According to an Associated Press investigative piece published this month, hundreds of former Ford Ord soldiers and staff have joined a Facebook group trying to determine the source of their illnesses. In many of those cases, the illnesses are rare blood cancers and those that are suffering with the cancers have no prior family history of the disease.

United States military installations have a long history of fear and concern within their borders and surrounding communities over significant contamination of local groundwater. Solvents, jet fuel, firefighting chemicals and others have been allowed to leech into base groundwater supplies and those of their surrounding areas for decades. “The water from the aquifer above leaks down into the aquifer below and the pollution just gets deeper,” says an official from the water district responsible for Fort Ord. “The toxic material remains in the soil under where it was dumped. Every time it rains, more of the toxin in the soil leeches down into the water table.”

Reports regarding these contaminations have, at times, had difficulty seeing the light of day. A report issued during the single-term Trump administration was held in what is known as “draft status” for significantly longer than was otherwise necessary to prevent the release of the information it contained.
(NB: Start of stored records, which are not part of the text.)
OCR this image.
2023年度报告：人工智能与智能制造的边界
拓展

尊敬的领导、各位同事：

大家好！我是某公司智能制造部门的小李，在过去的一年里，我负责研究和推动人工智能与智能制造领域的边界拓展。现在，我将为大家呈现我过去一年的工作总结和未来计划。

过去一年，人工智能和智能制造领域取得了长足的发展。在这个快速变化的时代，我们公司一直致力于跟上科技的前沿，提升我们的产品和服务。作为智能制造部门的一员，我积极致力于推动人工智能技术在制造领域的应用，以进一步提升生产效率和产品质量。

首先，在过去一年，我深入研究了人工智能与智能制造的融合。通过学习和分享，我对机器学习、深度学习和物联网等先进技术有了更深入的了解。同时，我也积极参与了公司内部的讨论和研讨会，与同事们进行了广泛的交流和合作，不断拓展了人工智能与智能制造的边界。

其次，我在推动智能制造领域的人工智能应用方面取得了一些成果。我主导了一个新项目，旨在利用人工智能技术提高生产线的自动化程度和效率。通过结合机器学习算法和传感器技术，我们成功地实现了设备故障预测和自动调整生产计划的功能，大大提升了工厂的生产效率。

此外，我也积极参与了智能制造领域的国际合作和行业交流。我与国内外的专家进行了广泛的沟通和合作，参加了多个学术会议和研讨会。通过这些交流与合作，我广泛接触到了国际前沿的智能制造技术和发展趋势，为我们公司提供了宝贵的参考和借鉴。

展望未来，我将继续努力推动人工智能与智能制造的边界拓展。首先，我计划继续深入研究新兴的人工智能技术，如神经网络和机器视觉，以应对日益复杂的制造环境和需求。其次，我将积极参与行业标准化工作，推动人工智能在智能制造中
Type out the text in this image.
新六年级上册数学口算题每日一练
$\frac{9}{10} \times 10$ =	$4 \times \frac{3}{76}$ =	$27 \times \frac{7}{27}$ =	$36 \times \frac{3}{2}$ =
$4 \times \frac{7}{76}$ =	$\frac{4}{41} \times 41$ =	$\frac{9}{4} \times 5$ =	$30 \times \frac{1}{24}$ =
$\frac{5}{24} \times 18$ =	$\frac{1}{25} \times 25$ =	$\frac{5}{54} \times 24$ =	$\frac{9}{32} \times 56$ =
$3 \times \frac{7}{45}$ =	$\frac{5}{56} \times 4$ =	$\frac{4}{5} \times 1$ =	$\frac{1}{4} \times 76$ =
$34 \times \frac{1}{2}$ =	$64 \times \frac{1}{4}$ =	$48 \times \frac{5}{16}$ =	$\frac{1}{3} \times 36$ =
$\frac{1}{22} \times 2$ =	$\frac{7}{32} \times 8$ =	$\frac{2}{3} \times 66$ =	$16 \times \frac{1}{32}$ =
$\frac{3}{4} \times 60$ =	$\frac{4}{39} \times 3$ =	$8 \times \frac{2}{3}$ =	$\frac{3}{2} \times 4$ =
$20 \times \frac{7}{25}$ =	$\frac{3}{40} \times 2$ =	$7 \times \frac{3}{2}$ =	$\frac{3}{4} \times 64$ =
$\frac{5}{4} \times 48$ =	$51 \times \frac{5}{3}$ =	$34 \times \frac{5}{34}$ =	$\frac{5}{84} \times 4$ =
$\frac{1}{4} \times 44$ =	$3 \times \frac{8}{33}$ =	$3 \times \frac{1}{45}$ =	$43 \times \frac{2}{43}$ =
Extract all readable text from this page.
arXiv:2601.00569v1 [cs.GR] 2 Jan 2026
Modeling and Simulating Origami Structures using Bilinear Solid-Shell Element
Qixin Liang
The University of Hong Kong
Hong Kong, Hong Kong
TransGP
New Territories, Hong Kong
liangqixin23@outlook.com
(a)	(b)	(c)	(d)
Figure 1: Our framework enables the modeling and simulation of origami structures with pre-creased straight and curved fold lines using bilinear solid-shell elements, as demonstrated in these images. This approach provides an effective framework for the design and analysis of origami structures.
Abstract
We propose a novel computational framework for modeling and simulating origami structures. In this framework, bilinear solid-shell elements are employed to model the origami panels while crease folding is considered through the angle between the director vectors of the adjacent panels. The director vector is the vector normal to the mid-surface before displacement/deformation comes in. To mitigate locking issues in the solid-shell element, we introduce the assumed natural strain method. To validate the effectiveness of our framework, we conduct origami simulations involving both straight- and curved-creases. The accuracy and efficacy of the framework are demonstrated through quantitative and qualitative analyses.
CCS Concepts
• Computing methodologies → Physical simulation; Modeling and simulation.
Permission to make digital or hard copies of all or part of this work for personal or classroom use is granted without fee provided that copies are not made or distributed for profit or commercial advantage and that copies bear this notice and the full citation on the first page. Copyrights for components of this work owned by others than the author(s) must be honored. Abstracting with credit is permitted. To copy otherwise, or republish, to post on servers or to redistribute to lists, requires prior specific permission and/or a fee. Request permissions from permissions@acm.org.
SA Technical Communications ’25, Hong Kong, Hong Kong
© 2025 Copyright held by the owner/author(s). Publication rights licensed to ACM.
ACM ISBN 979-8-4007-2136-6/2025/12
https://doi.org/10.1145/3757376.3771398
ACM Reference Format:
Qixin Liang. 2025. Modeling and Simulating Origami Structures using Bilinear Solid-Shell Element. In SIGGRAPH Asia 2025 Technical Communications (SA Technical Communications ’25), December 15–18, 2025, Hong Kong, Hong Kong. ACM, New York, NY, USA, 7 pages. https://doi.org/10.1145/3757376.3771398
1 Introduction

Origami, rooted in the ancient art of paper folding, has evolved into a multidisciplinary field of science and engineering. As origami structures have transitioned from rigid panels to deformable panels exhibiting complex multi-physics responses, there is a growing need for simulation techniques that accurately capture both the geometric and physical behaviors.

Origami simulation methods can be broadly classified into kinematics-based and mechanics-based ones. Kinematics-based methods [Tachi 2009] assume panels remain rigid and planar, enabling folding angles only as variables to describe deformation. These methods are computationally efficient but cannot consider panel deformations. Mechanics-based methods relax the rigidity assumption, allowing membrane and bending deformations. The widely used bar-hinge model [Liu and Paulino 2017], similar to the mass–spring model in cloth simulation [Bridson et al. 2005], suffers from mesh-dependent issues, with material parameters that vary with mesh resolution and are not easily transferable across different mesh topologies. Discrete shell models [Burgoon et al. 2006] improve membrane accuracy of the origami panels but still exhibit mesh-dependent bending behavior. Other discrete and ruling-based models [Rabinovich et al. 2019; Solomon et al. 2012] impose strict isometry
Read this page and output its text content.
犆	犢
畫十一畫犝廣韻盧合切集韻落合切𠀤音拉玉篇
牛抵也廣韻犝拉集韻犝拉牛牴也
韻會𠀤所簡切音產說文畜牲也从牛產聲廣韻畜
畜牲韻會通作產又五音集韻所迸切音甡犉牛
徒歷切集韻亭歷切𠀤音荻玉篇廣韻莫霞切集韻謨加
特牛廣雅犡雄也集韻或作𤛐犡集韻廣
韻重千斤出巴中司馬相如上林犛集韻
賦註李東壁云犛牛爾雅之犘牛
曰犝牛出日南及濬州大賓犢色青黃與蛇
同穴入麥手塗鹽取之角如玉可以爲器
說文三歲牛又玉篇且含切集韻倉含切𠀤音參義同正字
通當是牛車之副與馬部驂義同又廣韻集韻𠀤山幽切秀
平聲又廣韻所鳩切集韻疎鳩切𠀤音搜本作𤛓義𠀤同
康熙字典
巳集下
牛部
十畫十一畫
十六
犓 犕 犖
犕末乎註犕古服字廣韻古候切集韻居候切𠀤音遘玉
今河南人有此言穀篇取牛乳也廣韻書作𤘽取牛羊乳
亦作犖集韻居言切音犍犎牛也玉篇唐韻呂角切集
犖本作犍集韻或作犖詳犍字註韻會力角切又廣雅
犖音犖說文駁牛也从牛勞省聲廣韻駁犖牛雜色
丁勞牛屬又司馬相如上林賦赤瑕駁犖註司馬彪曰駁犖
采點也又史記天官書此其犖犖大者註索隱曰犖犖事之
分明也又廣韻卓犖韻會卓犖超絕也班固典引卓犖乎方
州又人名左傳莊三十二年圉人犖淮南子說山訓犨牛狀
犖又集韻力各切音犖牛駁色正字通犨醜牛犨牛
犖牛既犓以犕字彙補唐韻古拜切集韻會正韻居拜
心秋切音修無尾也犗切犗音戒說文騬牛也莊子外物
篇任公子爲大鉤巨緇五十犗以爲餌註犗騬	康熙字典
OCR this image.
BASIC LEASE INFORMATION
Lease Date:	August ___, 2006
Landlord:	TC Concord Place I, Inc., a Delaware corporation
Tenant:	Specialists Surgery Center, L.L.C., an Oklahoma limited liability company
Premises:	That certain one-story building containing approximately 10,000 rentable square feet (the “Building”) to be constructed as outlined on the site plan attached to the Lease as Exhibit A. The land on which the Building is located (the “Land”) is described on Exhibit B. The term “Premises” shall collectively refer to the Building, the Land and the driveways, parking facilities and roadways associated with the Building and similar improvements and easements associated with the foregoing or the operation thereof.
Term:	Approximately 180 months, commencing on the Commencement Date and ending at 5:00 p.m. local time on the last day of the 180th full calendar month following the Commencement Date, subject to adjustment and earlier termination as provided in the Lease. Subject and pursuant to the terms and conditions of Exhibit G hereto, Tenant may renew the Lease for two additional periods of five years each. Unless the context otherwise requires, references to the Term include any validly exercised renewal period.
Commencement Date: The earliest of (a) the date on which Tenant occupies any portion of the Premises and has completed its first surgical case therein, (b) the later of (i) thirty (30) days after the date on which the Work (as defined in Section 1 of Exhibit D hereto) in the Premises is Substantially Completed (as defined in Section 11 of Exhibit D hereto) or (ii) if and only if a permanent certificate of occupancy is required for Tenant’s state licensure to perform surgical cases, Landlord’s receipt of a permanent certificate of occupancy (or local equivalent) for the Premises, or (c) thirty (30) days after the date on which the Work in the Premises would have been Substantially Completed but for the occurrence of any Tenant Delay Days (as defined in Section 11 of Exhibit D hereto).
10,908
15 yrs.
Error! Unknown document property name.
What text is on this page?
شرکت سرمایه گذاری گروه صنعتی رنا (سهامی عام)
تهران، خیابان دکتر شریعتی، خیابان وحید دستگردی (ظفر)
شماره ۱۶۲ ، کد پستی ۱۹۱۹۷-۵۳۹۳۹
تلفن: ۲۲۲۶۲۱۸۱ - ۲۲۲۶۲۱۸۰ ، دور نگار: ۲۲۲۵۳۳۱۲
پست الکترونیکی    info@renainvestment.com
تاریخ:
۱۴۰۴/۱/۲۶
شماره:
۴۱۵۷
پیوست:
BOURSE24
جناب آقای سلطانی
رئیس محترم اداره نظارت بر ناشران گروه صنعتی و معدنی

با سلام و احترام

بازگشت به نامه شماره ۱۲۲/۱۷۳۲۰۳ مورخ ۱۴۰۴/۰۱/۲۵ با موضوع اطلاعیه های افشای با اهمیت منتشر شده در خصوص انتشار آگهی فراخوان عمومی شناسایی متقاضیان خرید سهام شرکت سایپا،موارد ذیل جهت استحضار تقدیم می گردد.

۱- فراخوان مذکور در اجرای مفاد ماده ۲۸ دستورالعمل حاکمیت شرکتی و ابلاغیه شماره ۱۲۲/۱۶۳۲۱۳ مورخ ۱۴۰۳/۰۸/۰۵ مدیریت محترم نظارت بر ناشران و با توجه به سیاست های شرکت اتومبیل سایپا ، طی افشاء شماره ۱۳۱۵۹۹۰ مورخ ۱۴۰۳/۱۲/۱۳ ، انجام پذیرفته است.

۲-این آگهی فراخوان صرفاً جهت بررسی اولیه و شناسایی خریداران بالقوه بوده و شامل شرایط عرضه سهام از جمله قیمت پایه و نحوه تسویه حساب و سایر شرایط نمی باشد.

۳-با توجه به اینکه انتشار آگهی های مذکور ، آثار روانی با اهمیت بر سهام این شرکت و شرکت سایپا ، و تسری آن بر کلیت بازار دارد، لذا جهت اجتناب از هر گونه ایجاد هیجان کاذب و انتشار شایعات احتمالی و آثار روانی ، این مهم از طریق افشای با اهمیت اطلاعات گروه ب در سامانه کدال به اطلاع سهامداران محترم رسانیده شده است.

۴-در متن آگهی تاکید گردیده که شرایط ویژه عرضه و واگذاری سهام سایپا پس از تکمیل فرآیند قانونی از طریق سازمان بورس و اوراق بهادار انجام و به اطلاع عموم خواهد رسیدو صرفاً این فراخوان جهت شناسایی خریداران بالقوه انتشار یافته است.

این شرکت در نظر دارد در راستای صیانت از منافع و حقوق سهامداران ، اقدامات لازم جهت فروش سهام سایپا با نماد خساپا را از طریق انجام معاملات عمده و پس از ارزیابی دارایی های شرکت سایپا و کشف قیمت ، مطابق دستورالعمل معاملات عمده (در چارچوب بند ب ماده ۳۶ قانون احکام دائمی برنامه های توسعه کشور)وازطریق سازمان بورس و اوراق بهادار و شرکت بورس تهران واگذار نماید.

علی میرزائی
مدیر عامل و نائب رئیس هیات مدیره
When the report was finally released to the American people it showed that toxic contamination of these sites was far worse than anyone had previously indicated or expected. Federal regulations for what could be regarded as safe levels of exposure were actually orders of magnitude over what a safe level of exposure should be. Fearing a “PR nightmare,” the administration withheld the release of the information for as long as possible before facing the wrath of a betrayed and angry public.